Bechtel Jason M, Wittenschlaeger Thomas, Dwyer Trisha, Song Jun, Arunachalam Sasi, Ramakrishnan Sadeesh K, Shepard Samuel, Fedorov Alexei
Program in Bioinformatics and Proteomics/Genomics, University of Toledo Health Science Campus, Toledo, OH 43614, USA.
BMC Genomics. 2008 Jun 12;9:284. doi: 10.1186/1471-2164-9-284.
Genomes possess different levels of non-randomness, in particular, an inhomogeneity in their nucleotide composition.

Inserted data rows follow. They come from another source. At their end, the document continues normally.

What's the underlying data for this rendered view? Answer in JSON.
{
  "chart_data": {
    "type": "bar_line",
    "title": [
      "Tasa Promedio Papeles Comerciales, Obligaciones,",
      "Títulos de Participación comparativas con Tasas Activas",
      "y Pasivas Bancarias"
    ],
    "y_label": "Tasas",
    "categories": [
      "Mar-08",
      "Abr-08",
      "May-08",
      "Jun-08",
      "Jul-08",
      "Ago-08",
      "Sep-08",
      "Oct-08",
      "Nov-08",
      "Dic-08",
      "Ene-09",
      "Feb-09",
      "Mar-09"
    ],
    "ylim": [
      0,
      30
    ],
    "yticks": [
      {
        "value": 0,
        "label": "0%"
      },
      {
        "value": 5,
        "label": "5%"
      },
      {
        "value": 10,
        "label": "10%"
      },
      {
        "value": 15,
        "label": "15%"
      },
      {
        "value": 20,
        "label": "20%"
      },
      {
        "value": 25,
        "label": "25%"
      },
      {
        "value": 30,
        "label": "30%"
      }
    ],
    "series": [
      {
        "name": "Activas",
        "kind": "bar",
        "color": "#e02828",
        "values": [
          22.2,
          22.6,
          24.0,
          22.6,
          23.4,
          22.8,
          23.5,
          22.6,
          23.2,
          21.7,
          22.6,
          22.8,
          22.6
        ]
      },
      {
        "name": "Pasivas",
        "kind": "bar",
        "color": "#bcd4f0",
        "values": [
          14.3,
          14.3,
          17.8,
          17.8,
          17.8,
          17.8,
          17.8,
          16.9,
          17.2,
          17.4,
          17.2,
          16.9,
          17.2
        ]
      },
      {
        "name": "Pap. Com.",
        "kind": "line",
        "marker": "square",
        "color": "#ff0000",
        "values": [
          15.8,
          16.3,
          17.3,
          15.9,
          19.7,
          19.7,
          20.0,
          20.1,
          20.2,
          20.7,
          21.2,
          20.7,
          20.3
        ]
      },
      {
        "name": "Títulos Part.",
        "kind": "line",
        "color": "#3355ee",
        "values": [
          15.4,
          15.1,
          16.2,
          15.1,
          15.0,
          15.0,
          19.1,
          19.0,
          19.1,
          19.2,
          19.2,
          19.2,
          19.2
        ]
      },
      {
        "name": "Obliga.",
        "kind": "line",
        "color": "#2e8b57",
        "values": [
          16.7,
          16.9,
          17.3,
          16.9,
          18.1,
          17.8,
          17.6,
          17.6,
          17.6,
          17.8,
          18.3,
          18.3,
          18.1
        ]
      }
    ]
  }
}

Inhomogeneity is manifest from the short-range where neighboring nucleotides influence the choice of base at a site, to the long-range, commonly known as isochores, where a particular base composition can span millions of nucleotides. A separate genomic issue that has yet to be thoroughly elucidated is the role that RNA secondary structure (SS) plays in gene expression.
We present novel data and approaches that show that a mid-range inhomogeneity (~30 to 1000 nt) not only exists in mammalian genomes but is also significantly associated with strong RNA SS. A whole-genome bioinformatics investigation of local SS in a set of 11,315 non-redundant human pre-mRNA sequences has been carried out. Four distinct components of these molecules (5'-UTRs, exons, introns and 3'-UTRs) were considered separately, since they differ in overall nucleotide composition, sequence motifs and periodicities. For each pre-mRNA component, the abundance of strong local SS (< -25 kcal/mol) was a factor of two to ten greater than a random expectation model. The randomization process preserves the short-range inhomogeneity of the corresponding natural sequences, thus, eliminating short-range signals as possible contributors to any observed phenomena.
We demonstrate that the excess of strong local SS in pre-mRNAs is linked to the little explored phenomenon of genomic mid-range inhomogeneity (MRI). MRI is an interdependence between nucleotide choice and base composition over a distance of 20-1000 nt. Additionally, we have created a public computational resource to support further study of genomic MRI.
基因组具有不同程度的非随机性,特别是其核苷酸组成存在不均匀性。这种不均匀性从短程范围(相邻核苷酸影响某一位置碱基的选择)到长程范围(通常称为等密度区,特定碱基组成可跨越数百万个核苷酸)都有体现。另一个尚未得到充分阐明的基因组问题是RNA二级结构(SS)在基因表达中所起的作用。
我们展示了新的数据和方法,表明中等范围的不均匀性(约30至1000个核苷酸)不仅存在于哺乳动物基因组中,而且与强大的RNA二级结构显著相关。我们对一组11315条非冗余人类前体mRNA序列中的局部二级结构进行了全基因组生物信息学研究。由于这些分子的四个不同组成部分(5'非翻译区、外显子、内含子和3'非翻译区)在整体核苷酸组成、序列基序和周期性方面存在差异,因此对它们分别进行了考虑。对于每个前体mRNA组成部分,强大局部二级结构(<-25千卡/摩尔)的丰度比随机期望模型高出两到十倍。随机化过程保留了相应自然序列的短程不均匀性,从而消除了短程信号作为任何观察到的现象的可能贡献因素。
我们证明,前体mRNA中强大局部二级结构的过量与尚未充分探索的基因组中等范围不均匀性(MRI)现象有关。MRI是指在20至1000个核苷酸的距离上核苷酸选择与碱基组成之间的相互依存关系。此外,我们创建了一个公共计算资源,以支持对基因组MRI的进一步研究。